The sextet that took the stage (a little wide eyed) at Hill Auditorium was something else again: a thoroughly contemporary group of young people who had found new resonances in tradition. In place of the formality of Bill Monroe and the other figures of classic bluegrass, they had loose-limbed charisma. They play nightclubs and bars as well as folk clubs and coffeehouses, and with one exception they didn't grow up with bluegrass at all. Two of the band's central members, mandolinist and vocalist Reid Burgess and guitarist Ted Pitney, attended Kenyon College in Ohio, not noted as a bluegrass stronghold. They plunged headlong into the music after attending a bluegrass festival and getting hooked.

King Wilkie, in fact, has some affinities with the Yonder Mountain String Band, a new acoustic jam band that has gained a strong youthful following by taking off from the bluegrass point of departure of the original jam band, the Grateful Dead. King Wilkie's musicians have a relaxed quality, not the tight-wire edge of traditional bluegrass, and they have a good shot at attracting Americana radio programmers to their music. But instead of going off into long improvisatory jams, they stick to older songs and to new compositions following traditional models. They dress in jackets the way the oldest bands did, and they do the intricate dance of sharing a couple of microphones, a traditional limitation that a few modern bands have turned into a virtue.

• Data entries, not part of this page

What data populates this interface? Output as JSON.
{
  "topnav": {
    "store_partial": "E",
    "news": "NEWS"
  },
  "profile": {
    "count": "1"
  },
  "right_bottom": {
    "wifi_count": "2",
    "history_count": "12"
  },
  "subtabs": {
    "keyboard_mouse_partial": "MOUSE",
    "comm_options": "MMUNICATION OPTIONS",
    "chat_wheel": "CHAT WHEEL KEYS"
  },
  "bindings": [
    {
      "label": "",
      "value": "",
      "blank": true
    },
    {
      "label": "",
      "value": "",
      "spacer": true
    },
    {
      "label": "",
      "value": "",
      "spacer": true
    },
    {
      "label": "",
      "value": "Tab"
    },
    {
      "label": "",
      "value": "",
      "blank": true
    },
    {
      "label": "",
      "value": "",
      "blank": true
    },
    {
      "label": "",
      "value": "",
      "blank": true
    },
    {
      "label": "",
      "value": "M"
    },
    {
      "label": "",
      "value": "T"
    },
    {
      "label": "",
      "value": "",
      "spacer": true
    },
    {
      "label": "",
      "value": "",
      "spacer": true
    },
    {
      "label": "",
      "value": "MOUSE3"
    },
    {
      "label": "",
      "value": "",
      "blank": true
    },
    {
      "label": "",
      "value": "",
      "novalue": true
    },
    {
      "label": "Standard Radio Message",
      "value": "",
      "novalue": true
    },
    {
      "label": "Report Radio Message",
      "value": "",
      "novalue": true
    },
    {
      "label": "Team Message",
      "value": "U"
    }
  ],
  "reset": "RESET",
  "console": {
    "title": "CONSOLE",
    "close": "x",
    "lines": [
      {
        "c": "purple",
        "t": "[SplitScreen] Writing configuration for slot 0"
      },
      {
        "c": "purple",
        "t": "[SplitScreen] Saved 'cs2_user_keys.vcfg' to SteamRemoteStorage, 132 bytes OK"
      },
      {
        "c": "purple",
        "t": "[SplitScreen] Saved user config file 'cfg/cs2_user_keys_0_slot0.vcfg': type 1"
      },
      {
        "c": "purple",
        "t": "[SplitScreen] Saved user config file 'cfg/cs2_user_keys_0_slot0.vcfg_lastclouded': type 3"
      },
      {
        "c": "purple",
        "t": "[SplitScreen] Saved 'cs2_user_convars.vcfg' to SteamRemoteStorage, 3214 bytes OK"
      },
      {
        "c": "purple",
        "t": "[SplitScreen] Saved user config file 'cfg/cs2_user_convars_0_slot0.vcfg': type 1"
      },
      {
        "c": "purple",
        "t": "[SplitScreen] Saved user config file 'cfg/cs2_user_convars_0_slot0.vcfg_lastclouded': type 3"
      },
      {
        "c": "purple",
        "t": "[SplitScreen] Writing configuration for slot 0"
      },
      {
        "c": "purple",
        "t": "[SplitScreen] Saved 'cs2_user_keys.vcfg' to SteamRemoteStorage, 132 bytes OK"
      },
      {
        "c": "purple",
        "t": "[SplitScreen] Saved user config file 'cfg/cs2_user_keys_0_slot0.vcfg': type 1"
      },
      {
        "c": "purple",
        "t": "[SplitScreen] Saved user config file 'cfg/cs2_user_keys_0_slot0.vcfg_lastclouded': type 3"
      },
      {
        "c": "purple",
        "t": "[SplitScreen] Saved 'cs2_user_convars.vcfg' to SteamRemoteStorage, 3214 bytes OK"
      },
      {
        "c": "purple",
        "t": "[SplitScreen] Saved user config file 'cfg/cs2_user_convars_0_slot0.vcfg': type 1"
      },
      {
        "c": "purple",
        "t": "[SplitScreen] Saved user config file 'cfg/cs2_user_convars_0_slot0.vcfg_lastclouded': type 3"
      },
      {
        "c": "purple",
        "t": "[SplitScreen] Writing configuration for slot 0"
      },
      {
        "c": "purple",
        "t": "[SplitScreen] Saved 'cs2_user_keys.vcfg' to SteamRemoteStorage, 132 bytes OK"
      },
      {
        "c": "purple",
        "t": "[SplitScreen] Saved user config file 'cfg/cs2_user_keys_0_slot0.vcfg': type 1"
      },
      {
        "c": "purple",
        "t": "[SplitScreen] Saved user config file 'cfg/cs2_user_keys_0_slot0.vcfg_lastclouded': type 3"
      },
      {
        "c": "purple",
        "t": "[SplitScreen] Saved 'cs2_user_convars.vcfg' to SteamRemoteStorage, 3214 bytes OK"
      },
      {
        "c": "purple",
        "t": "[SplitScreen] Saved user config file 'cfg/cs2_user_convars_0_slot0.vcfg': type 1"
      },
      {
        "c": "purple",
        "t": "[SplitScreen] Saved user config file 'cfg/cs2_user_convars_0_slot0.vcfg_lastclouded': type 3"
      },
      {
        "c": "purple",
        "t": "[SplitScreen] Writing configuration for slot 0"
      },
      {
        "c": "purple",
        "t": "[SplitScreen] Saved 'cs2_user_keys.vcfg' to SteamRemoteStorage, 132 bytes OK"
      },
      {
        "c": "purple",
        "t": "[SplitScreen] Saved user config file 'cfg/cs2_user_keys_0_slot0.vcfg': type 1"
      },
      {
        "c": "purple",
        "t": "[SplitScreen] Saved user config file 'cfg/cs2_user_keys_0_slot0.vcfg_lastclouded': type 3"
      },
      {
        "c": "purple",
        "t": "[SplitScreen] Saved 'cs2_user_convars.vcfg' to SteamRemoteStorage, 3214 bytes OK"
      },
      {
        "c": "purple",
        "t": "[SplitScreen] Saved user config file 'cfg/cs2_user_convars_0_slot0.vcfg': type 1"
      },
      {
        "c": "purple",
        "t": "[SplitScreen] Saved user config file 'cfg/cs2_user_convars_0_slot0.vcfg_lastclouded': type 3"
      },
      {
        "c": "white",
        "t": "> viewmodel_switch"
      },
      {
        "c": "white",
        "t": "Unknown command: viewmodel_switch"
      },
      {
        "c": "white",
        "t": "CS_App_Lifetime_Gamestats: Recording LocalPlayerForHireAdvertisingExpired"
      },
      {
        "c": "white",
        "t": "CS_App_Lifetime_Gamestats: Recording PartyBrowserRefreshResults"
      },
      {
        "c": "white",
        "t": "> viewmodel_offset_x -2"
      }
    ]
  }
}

At the Folk Festival, King Wilkie ended its set with "Damn Yankee Lad." An obscure old song popularized to a degree by the 1960s country-folk singer Jimmie Driftwood (and previously sung in bluegrass only by the very untraditional Osborne Brothers), it's a snarky story told by a Reconstruction-era Union soldier who passes for a southerner ("I'm just a damn Yankee, way down in the South. / I love to kiss southern belles on the mouth. / I laugh when they say all them Yankees so bad. / Nobody knows I'm a damn Yankee lad"). King Wilkie harks back to the college-town bluegrass of the 1960s, which combined deep reverence for the tradition with all kinds of sly imagination. This is definitely a band to watch. Check out King Wilkie for yourself at the Ark on Sunday, March 20.